Research Projects

New Technologies Applied to Student Assessment: a Computerized Adaptive System for the Formative Assessment of Knowledge

Ambito disciplinare Psicologia Applicata

Tipologia finanziamento Istituzionale

Ente Finanziatore ATENEO - Progetti di Ricerca di Ateneo

Data avvio: 16 February 2015

Data termine: 28 February 2017


Computerized adaptive assessment of knowledge has become a prominent testing mode in the educational assessment. It is essentially developed on the basis of two components: (1) an algorithm that selects the items to be administered and (2) a very large pool of items. In the present project, the framework for building a computerized adaptive test is knowledge space theory (KST). One of the most prominent features of KST, compared to psychometric testing (both classical test theory and item response theory), is that no attempt is made to compute a numerical score for representing the knowledge level of a student. Rather, the goal of the assessment is to describe what the student knows and does not. In KST the student's knowledge is represented by the subset of all problems that she is capable of solving in ideal conditions. This subset is the knowledge state. The collection of all knowledge states existing in a population of student is the knowledge structure. One of the basic properties of a knowledge structure is that, among the problems belonging to the knowledge domain, logical or pedagogical relationships can be found. This property is fundamental for the development of an efficient adaptive procedure, because it allows uncovering the individual knowledge state by asking a minimum number of questions.
Among adaptive procedures existing in KST, probabilistic continuous procedures will be considered. In such procedures, the likelihood function on the knowledge states is updated according to the evidence coming from the student’s responses. At each point in time the likelihood captures the current plausibility of the knowledge states. The assessment stops when a large enough portion of the likelihood is concentrated on a single knowledge state. The likelihood function is that of the basic local independence model (BLIM). The BLIM is a probabilistic model in which three types of parameters are defined: the probabilities of the knowledge states in the population, the probability to observe a correct answer by the student, given that the problem does not belong to his knowledge state (lucky guess probability), and the probability to observe a wrong answer, given that the problem belongs to the student’s knowledge state (careless error probability).
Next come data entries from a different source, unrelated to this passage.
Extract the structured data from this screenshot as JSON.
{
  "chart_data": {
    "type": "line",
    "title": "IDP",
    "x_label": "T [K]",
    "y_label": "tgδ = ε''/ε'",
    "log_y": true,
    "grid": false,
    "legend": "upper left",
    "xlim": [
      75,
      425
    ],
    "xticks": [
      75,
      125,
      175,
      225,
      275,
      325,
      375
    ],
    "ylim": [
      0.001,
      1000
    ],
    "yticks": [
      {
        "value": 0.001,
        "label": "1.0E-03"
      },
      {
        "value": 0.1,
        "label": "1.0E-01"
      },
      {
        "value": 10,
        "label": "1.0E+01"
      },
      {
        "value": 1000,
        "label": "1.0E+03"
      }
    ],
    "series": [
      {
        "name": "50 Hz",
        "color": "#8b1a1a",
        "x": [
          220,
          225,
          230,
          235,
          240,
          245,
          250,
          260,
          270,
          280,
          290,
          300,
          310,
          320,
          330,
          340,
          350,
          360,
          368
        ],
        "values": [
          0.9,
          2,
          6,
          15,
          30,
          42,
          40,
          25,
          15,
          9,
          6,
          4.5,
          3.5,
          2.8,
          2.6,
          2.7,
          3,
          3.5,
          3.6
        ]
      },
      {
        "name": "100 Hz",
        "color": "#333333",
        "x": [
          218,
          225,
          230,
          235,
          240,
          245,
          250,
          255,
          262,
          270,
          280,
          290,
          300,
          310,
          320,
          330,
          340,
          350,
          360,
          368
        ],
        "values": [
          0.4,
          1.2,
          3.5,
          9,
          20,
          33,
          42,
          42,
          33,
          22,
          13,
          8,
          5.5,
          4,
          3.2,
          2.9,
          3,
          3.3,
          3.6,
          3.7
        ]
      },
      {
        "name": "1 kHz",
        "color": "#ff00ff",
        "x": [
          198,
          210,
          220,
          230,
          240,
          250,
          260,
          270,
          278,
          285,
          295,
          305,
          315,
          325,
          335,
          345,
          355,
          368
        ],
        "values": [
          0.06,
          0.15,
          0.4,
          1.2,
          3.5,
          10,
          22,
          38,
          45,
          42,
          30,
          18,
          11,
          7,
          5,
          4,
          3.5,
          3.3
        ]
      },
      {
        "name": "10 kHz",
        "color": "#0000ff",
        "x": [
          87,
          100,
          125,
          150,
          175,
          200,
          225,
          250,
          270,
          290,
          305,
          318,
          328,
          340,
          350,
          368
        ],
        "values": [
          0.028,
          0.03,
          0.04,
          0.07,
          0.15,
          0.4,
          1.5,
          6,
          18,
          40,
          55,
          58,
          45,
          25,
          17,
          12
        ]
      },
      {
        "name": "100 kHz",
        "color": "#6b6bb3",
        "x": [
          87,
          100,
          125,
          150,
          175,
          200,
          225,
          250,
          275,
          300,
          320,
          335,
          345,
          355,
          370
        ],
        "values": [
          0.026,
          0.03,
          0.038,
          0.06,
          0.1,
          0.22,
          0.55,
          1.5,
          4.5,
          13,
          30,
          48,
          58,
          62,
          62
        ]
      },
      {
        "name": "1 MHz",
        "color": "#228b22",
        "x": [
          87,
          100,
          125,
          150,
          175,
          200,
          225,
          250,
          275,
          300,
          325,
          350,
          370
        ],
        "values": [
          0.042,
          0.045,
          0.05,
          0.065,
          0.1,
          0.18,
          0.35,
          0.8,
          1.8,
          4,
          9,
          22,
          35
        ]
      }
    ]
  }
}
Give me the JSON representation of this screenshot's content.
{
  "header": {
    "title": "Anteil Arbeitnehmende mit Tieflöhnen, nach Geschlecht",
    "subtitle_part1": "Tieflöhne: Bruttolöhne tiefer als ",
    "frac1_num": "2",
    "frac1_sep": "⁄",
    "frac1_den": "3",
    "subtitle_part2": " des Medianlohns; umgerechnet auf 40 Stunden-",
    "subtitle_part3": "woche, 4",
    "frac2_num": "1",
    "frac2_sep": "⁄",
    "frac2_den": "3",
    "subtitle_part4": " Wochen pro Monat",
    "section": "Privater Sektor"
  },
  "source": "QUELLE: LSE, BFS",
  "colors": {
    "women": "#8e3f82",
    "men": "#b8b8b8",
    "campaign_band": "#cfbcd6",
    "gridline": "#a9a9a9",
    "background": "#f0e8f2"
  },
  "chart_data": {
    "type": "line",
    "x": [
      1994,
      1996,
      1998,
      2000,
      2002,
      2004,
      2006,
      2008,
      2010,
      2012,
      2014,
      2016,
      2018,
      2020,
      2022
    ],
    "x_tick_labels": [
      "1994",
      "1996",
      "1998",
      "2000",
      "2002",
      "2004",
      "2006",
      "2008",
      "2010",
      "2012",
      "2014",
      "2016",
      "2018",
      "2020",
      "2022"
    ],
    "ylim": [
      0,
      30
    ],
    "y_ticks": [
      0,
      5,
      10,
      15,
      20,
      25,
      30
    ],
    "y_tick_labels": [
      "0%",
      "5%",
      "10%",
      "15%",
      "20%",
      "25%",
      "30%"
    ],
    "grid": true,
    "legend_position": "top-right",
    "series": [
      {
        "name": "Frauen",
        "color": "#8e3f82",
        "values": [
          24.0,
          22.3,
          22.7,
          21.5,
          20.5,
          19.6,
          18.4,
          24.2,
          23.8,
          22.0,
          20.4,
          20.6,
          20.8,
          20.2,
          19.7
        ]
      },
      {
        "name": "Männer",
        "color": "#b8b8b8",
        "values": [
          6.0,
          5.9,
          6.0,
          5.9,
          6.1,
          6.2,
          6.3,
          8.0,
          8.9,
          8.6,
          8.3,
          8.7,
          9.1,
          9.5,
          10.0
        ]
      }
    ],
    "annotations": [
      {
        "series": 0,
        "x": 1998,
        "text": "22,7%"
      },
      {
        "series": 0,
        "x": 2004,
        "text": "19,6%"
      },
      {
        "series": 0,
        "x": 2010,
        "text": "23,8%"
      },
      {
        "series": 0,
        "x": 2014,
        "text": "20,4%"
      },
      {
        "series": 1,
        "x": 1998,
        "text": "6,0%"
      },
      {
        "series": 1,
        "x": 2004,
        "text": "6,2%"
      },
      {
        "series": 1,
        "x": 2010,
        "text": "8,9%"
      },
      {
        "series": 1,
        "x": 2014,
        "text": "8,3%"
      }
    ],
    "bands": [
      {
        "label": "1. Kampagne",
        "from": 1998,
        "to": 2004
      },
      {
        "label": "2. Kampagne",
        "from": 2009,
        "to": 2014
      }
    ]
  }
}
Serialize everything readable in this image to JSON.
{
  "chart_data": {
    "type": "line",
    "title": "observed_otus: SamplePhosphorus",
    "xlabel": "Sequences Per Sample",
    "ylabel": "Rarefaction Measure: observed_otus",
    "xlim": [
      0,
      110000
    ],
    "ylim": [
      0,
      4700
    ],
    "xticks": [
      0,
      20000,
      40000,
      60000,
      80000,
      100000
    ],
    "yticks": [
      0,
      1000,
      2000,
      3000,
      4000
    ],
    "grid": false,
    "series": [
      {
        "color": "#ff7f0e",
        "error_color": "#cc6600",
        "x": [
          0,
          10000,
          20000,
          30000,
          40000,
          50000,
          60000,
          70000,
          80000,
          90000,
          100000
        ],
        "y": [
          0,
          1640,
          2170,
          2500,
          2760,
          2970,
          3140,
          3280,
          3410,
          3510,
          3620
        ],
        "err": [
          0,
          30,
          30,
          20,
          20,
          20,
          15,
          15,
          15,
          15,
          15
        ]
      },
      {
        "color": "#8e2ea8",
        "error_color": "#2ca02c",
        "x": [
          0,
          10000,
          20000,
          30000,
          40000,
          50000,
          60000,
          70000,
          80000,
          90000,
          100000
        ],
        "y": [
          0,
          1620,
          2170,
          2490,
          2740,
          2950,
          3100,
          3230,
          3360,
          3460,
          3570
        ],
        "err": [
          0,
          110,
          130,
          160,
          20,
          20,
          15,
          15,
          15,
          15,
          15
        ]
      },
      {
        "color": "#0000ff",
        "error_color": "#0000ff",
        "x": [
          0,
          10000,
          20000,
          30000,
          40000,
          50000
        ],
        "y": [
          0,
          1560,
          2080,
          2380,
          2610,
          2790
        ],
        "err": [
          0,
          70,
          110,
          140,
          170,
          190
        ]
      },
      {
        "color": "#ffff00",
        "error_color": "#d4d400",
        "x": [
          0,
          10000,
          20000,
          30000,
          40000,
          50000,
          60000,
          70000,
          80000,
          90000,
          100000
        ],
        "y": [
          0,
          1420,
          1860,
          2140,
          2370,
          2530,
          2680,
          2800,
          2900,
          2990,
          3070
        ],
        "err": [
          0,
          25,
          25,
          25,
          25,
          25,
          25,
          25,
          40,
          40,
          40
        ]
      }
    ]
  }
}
A very strong assumption in the BLIM is that the carless error and lucky guess parameters are a properties of the items, and do not vary with students. This assumption is too strong and not very realistic.
In the first phase of the research, two extensions of the BLIM, in which the error parameters vary with both items and students, will be developed and compared to one another in three different studies. The aim of the first phase is to develop, test and apply an efficient and accurate adaptive procedure for the assessment of knowledge that overcomes the limitations of current BLIM-based procedures. The second phase of the research will be focused on the construction of pools of items, to be used by the adaptive procedure. Dynamic items can be viewed as abstract templates for generating instances, of the same item, on the fly. This type of items is very useful and powerful, since they potentially allow the automatic generation of infinite instances of the same item. However, special attention must be given to the definition of the rules that generate the dynamic components of a dynamic item: Ideally (without carless errors or lucky guesses), the same student should provide the same (correct or wrong) answer to all instances of the same dynamic item. Despite these critical aspects, there are very few studies that systematically analyze “homogeneity” among the instances of a dynamic item. Simulation and empirical studies will be specifically focused on how the dynamic component specification rules affect instance homogeneity.